La presencia de estos restos era conocida desde hace tiempo y ya se había interpretado como parte de un posible santuario de caza. La novedad ahora no está en el hallazgo, sino en la explicación de por qué los cráneos aparecen seleccionados, concentrados y depositados de forma sistemática en un mismo espacio.
La clave: tradición, no episodio aislado
El estudio se centra en la Cueva Des-Cubierta, donde se han documentado 35 cráneos de grandes herbívoros como bisontes, uros, ciervos y rinocerontes. Todos pertenecen a especies con cuernos o astas y, en la mayoría de los casos, aparecen sin la mandíbula inferior y separados del resto del esqueleto, un patrón que descarta un uso puramente alimentario.
Los investigadores han comprobado que estos restos no se distribuyen al azar ni coinciden con zonas de ocupación cotidiana. Por el contrario, se concentran en una parte profunda de la cueva que no presenta señales de hábitat, lo que apunta a un uso específico y diferenciado del espacio.
A través de análisis espaciales, estudios geológicos y la reconstrucción de fragmentos óseos, el equipo ha demostrado que el depósito de cráneos no responde a un único episodio.
Los neandertales regresaron a este lugar de forma reiterada a lo largo de miles de años para añadir nuevos cráneos a los ya existentes. Esa repetición es la clave que permite hablar de una tradición y no de un hecho puntual.
El trabajo también descarta que los cráneos llegaran a la cueva por procesos naturales, como derrumbes o arrastres, ya que su distribución no coincide con la de los fragmentos geológicos. Además, la selección exclusiva de animales cornudos refuerza la interpretación simbólica del conjunto.

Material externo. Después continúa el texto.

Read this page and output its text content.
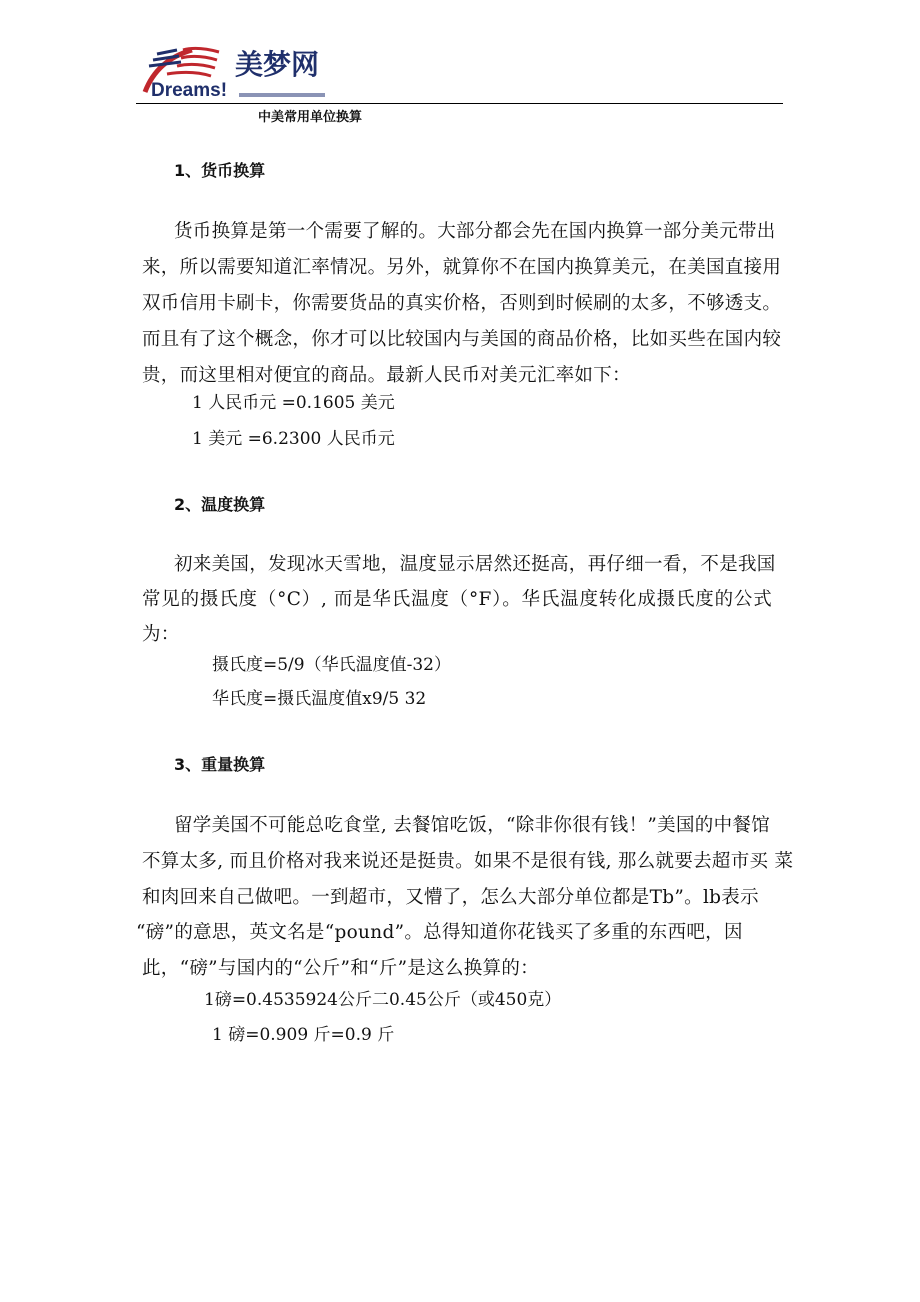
美梦网
Dreams!
中美常用单位换算
1、货币换算
货币换算是第一个需要了解的。大部分都会先在国内换算一部分美元带出
来，所以需要知道汇率情况。另外，就算你不在国内换算美元，在美国直接用
双币信用卡刷卡，你需要货品的真实价格，否则到时候刷的太多，不够透支。
而且有了这个概念，你才可以比较国内与美国的商品价格，比如买些在国内较
贵，而这里相对便宜的商品。最新人民币对美元汇率如下：
1 人民币元 =0.1605 美元
1 美元 =6.2300 人民币元
2、温度换算
初来美国，发现冰天雪地，温度显示居然还挺高，再仔细一看，不是我国
常见的摄氏度（°C）, 而是华氏温度（°F）。华氏温度转化成摄氏度的公式
为：
摄氏度=5/9（华氏温度值-32）
华氏度=摄氏温度值x9/5 32
3、重量换算
留学美国不可能总吃食堂, 去餐馆吃饭，“除非你很有钱！”美国的中餐馆
不算太多, 而且价格对我来说还是挺贵。如果不是很有钱, 那么就要去超市买 菜
和肉回来自己做吧。一到超市，又懵了，怎么大部分单位都是Tb”。lb表示
“磅”的意思，英文名是“pound”。总得知道你花钱买了多重的东西吧，因
此，“磅”与国内的“公斤”和“斤”是这么换算的：
1磅=0.4535924公斤二0.45公斤（或450克）
1 磅=0.909 斤=0.9 斤
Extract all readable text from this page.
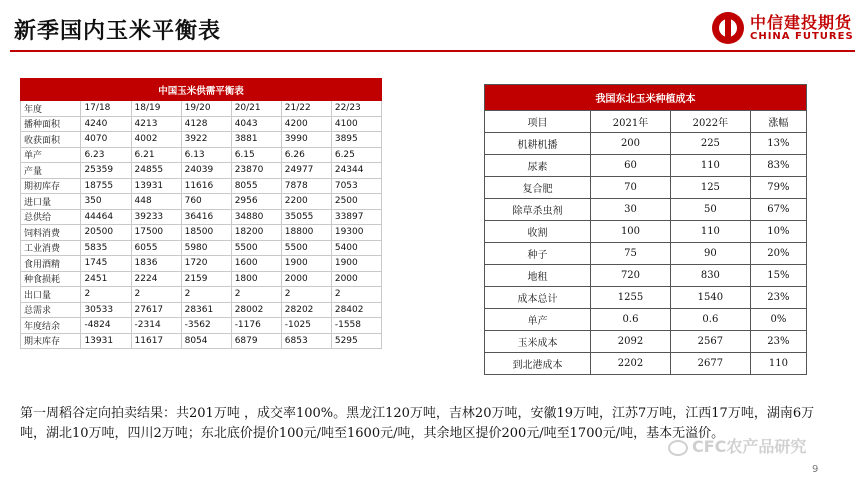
新季国内玉米平衡表	中信建投期货
CHINA FUTURES
中国玉米供需平衡表						
年度	17/18	18/19	19/20	20/21	21/22	22/23
播种面积	4240	4213	4128	4043	4200	4100
收获面积	4070	4002	3922	3881	3990	3895
单产	6.23	6.21	6.13	6.15	6.26	6.25
产量	25359	24855	24039	23870	24977	24344
期初库存	18755	13931	11616	8055	7878	7053
进口量	350	448	760	2956	2200	2500
总供给	44464	39233	36416	34880	35055	33897
饲料消费	20500	17500	18500	18200	18800	19300
工业消费	5835	6055	5980	5500	5500	5400
食用酒精	1745	1836	1720	1600	1900	1900
种食损耗	2451	2224	2159	1800	2000	2000
出口量	2	2	2	2	2	2
总需求	30533	27617	28361	28002	28202	28402
年度结余	-4824	-2314	-3562	-1176	-1025	-1558
期末库存	13931	11617	8054	6879	6853	5295
我国东北玉米种植成本			
项目	2021年	2022年	涨幅
机耕机播	200	225	13%
尿素	60	110	83%
复合肥	70	125	79%
除草杀虫剂	30	50	67%
收割	100	110	10%
种子	75	90	20%
地租	720	830	15%
成本总计	1255	1540	23%
单产	0.6	0.6	0%
玉米成本	2092	2567	23%
到北港成本	2202	2677	110
第一周稻谷定向拍卖结果：共201万吨 ，成交率100%。黑龙江120万吨，吉林20万吨，安徽19万吨，江苏7万吨，江西17万吨，湖南6万吨，湖北10万吨，四川2万吨；东北底价提价100元/吨至1600元/吨，其余地区提价200元/吨至1700元/吨，基本无溢价。
CFC农产品研究
9
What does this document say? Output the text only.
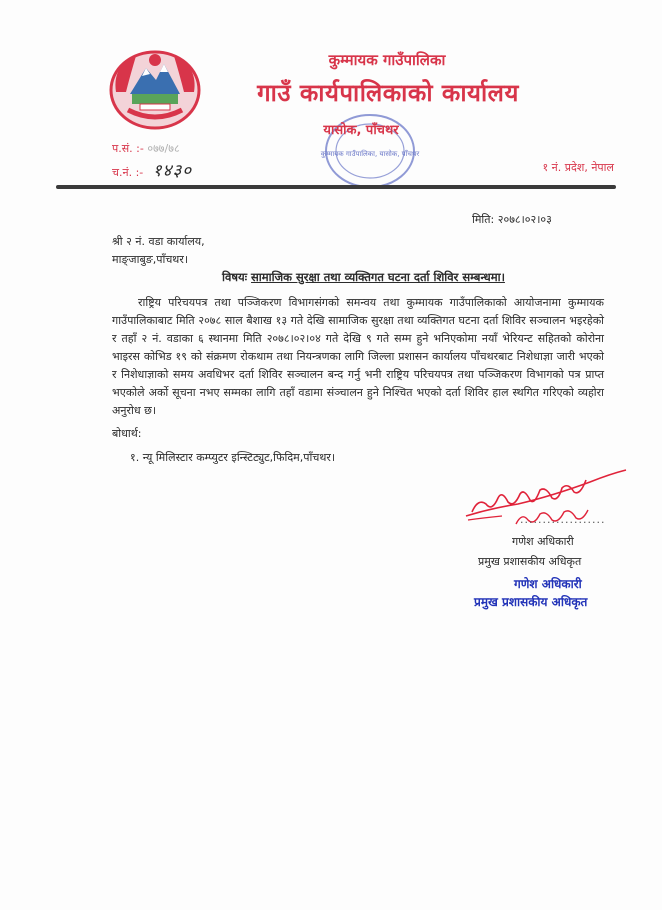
कुम्मायक गाउँपालिका
गाउँ कार्यपालिकाको कार्यालय
कुम्मायक गाउँपालिका, यासोक, पाँचथर
यासोक, पाँचथर
प.सं. :- ०७७/७८
च.नं. :- १४३०	१ नं. प्रदेश, नेपाल
मिति: २०७८।०२।०३
श्री २ नं. वडा कार्यालय,
माङ्जाबुङ,पाँचथर।
विषयः सामाजिक सुरक्षा तथा व्यक्तिगत घटना दर्ता शिविर सम्बन्धमा।
राष्ट्रिय परिचयपत्र तथा पञ्जिकरण विभागसंगको समन्वय तथा कुम्मायक गाउँपालिकाको आयोजनामा कुम्मायक गाउँपालिकाबाट मिति २०७८ साल बैशाख १३ गते देखि सामाजिक सुरक्षा तथा व्यक्तिगत घटना दर्ता शिविर सञ्चालन भइरहेको र तहाँ २ नं. वडाका ६ स्थानमा मिति २०७८।०२।०४ गते देखि ९ गते सम्म हुने भनिएकोमा नयाँ भेरियन्ट सहितको कोरोना भाइरस कोभिड १९ को संक्रमण रोकथाम तथा नियन्त्रणका लागि जिल्ला प्रशासन कार्यालय पाँचथरबाट निशेधाज्ञा जारी भएको र निशेधाज्ञाको समय अवधिभर दर्ता शिविर सञ्चालन बन्द गर्नु भनी राष्ट्रिय परिचयपत्र तथा पञ्जिकरण विभागको पत्र प्राप्त भएकोले अर्को सूचना नभए सम्मका लागि तहाँ वडामा संञ्चालन हुने निश्चित भएको दर्ता शिविर हाल स्थगित गरिएको व्यहोरा अनुरोध छ।
बोधार्थ:
१. न्यू मिलिस्टार कम्प्युटर इन्स्टिट्युट,फिदिम,पाँचथर।
...................
गणेश अधिकारी
प्रमुख प्रशासकीय अधिकृत
गणेश अधिकारी
प्रमुख प्रशासकीय अधिकृत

Los investigadores sostienen que esta práctica pudo estar relacionada con la memoria del grupo, la identidad colectiva o el mundo de la caza, situando a los neandertales más cerca de las sociedades humanas modernas, capaces de transmitir comportamientos y significados de generación en generación.
La investigación está liderada por Lucía Villaescusa, de la Universidad de Alcalá, y forma parte de un proyecto dirigido por Enrique Baquedano, director del Museo Arqueológico y Paleontológico de la Comunidad de Madrid, junto al paleoantropólogo Juan Luis Arsuaga y el geólogo Alfredo Pérez-González.
Los hechos se desarrollaron en un entorno de alta montaña durante una fase fría del Pleistoceno superior, hace entre 70.000 y 50.000 años. El conjunto de yacimientos de Pinilla del Valle, excavado de forma continuada desde 2002, se consolida así como uno de los principales referentes internacionales para el estudio del comportamiento simbólico neandertal.